Jim apareció un momento después, y dejó que la multitud gritara y lo aclamara un poco más, mientras su asistente lo ayudaba a colgarse una guitarra. La electroacústica Fender.

Dos mil kilómetros al sudeste y un par de horas más tarde, Silvia meneó la cabeza con mueca reprobadora. Jim le había dejado un video de sí mismo tocando la guitarra que ella le regalara. Qué atento de su parte.

Jim sacó el micrófono de su pie y se adelantó hasta los retornos envuelto en aquella luz deslumbrante, la guitarra colgando a un costado, bajo su brazo derecho. Un gesto de su mano bastó para acallar a la multitud.

—¿Les gustan las historias? —preguntó, hablando con lentitud, tan claro como podía—. ¿Creen que podrán comprenderme si les cuento una historia en inglés?

¡SÍ! —rugió la multitud.

Él asintió sonriendo. —Entonces les contaré una historia de tormentas.

Silvia tanteó la mesa de noche en busca de sus cigarrillos.

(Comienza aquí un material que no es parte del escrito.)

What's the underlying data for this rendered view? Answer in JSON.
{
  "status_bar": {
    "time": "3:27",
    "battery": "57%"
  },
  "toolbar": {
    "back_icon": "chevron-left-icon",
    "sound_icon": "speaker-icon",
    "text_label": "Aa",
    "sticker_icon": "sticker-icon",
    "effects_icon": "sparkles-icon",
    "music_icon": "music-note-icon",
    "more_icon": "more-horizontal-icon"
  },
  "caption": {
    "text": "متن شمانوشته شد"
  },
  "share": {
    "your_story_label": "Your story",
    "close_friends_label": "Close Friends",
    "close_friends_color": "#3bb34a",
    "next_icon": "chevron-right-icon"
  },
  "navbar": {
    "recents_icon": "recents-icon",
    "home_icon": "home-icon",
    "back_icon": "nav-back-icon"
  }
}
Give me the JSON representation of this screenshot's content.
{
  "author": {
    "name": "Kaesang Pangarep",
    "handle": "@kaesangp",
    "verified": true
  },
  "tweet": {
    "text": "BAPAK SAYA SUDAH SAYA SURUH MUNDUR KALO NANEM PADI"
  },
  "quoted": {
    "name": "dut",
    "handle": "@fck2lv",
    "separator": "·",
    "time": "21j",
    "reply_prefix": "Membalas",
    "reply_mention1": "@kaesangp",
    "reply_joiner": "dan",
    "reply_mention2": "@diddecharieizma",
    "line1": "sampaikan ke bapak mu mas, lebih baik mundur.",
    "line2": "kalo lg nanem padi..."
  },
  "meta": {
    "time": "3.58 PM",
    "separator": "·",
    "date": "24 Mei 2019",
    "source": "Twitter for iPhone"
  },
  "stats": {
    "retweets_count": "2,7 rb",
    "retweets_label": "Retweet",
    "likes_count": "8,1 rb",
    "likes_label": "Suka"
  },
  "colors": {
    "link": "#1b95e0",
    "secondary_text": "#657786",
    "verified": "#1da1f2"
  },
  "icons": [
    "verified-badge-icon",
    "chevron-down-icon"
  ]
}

Encendió uno viendo a Jim comenzar a pasearse lentamente de un extremo al otro del escenario, siempre sonriente.

—Ustedes saben que en la vida hay tormentas buenas y malas, y debemos enfrentarlas, queramos o no —comenzó—. Las buenas tormentas nos hacen más fuertes. Lavan toda nuestra mierda, nos dejan limpios y listos para hacer frente a lo que venga después. —Se dirigió hacia el extremo izquierdo del escenario, exponiendo la guitarra a la vista de la gente, y la palmeó suavemente—. ¿Ven esta guitarra? Llegó a mí durante una tormenta el año pasado. La mejor tempestad que haya enfrentado jamás.

—Ya, Jim —gruñó Silvia, como si aquello no hubiera ocurrido ya.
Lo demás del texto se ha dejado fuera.